Module 7 Study Guide: Building Something Real
Key Vocabulary
| Word |
What It Means |
| Design Thinking |
A way of thinking carefully before you build. You ask WHO, WHAT, and HOW before starting. |
| Brainstorming |
Coming up with lots of ideas without judging them. All ideas are welcome during brainstorming! |
| Storyboard |
A set of drawings that show what happens in your project, scene by scene. Like a comic strip of your plan. |
| Sprite |
A character or object in Scratch. Each sprite can have its own code, costumes, and sounds. |
| Backdrop |
The background image behind your sprites in Scratch. You can have multiple backdrops and switch between them. |
| Iteration |
Making something better by trying it, testing it, and improving it. Creators iterate many times! |
| User Testing |
Having someone else try your project so you can see what works well and what is confusing. |
| Feedback |
Telling someone what you think about their work. Good feedback is kind AND helpful. |
The Design Thinking Process
Design thinking has four main steps: Think, Plan, Build, and Test. Real creators go through these steps again and again to make their work better.
Step 1: Think (Lesson 1)
Ask yourself three big questions before you start:
WHO will use what I make?
WHAT should it do?
HOW will I make it?
During this step, brainstorm many ideas. Do not pick one yet -- just think of possibilities!
Step 2: Plan (Lesson 2)
Pick your best idea and make a plan on paper:
- Draw a storyboard showing what happens scene by scene
- List the sprites, backgrounds, and sounds you need
- Write down the steps in order (your sequence)
- Decide what Scratch blocks you will use
Example: For a quiz game about animals, your plan might say: "I need a cat sprite, 5 questions about animals, a way to check if the answer is right, and a score counter."
Step 3: Build (Lesson 3)
Open Scratch and build your project step by step:
- Set up backgrounds first
- Add your sprites
- Start with the "when green flag clicked" block
- Add a few blocks at a time, then test
- Keep your plan next to the computer
Build and test in small steps. Add a few blocks, click the green flag, see if it works. Then add more. This is how real programmers work!

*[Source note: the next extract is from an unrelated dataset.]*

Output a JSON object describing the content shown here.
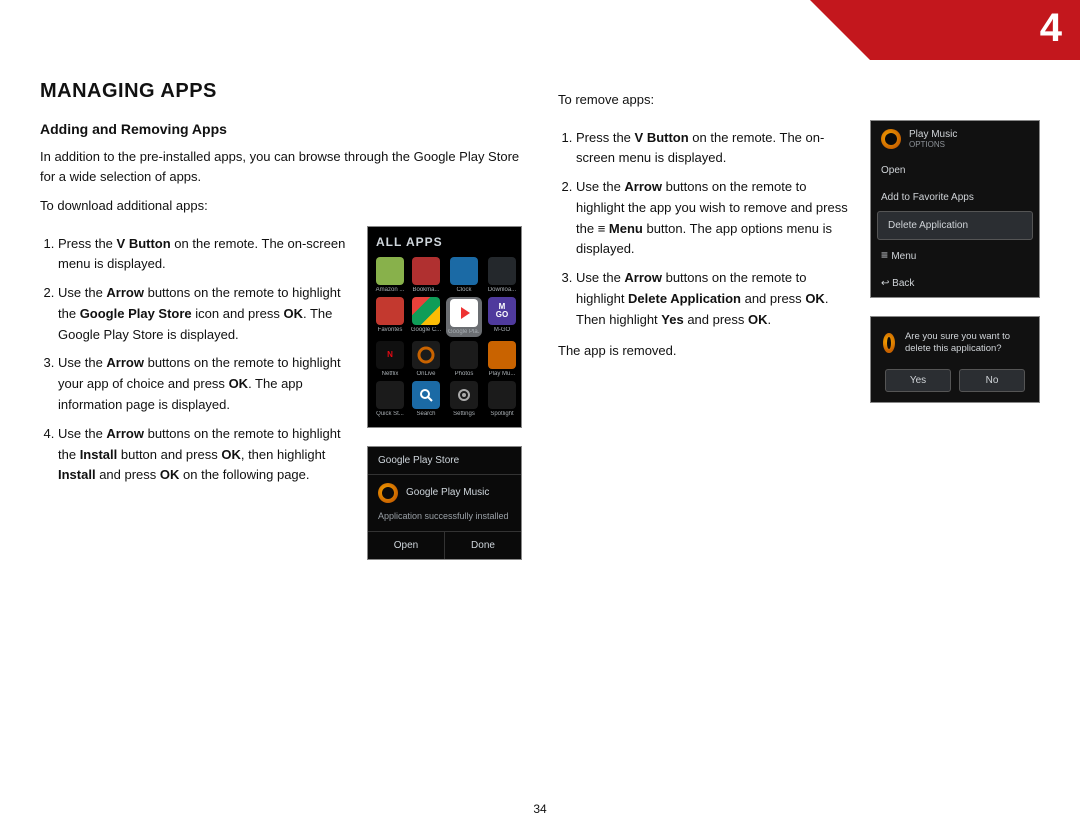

Step 4: Test and Improve (Lesson 4)
Once your project is built:
- Test it yourself -- go through it like a brand-new user
- Have someone else try it without any explanation
- Watch what they do and where they get confused
- Ask for kind feedback
- Make improvements based on what you learned
Types of Projects You Can Build
| Project Type |
What It Does |
Skills Used |
| Interactive Story |
Reader clicks to make things happen in a story |
Sequences, conditionals, sprites, backgrounds |
| Quiz Game |
Asks questions and checks if answers are right |
Conditionals, variables, loops |
| Animation |
Characters move, dance, talk, or fly |
Sequences, loops, timing |
| Virtual Pet |
Take care of a pet by clicking to feed, play, etc. |
Conditionals, variables, events |
| Greeting Card |
Animated card with pictures, music, and a message |
Sequences, loops, sounds |
Giving Kind Feedback
The Feedback Sandwich:
- Top bread: Say something you liked.
- Filling: Share an idea for improvement.
- Bottom bread: End with encouragement.
Example: "I loved the space background! Maybe the alien could talk a bit slower so I can read everything. This is really fun -- great job!"
Important Things to Remember
Things almost never work perfectly the first time. That is completely normal and expected. Every mistake is a chance to learn and improve!
- Planning on paper first saves time and reduces frustration
- Start simple -- you can always add more later
- Test often -- do not wait until the end to see if it works
- It is okay to build over multiple sessions
- A finished simple project is better than an unfinished complicated one
- Celebrate what you made -- you should be proud!
Review Questions
- What are the three big questions in design thinking?
- What is a storyboard and why is it useful?
- Why should you build and test in small steps?
- What does "iteration" mean?
- Why is it important to have someone else test your project?
- What makes feedback kind and helpful?
- Is it normal for things not to work the first time? Why?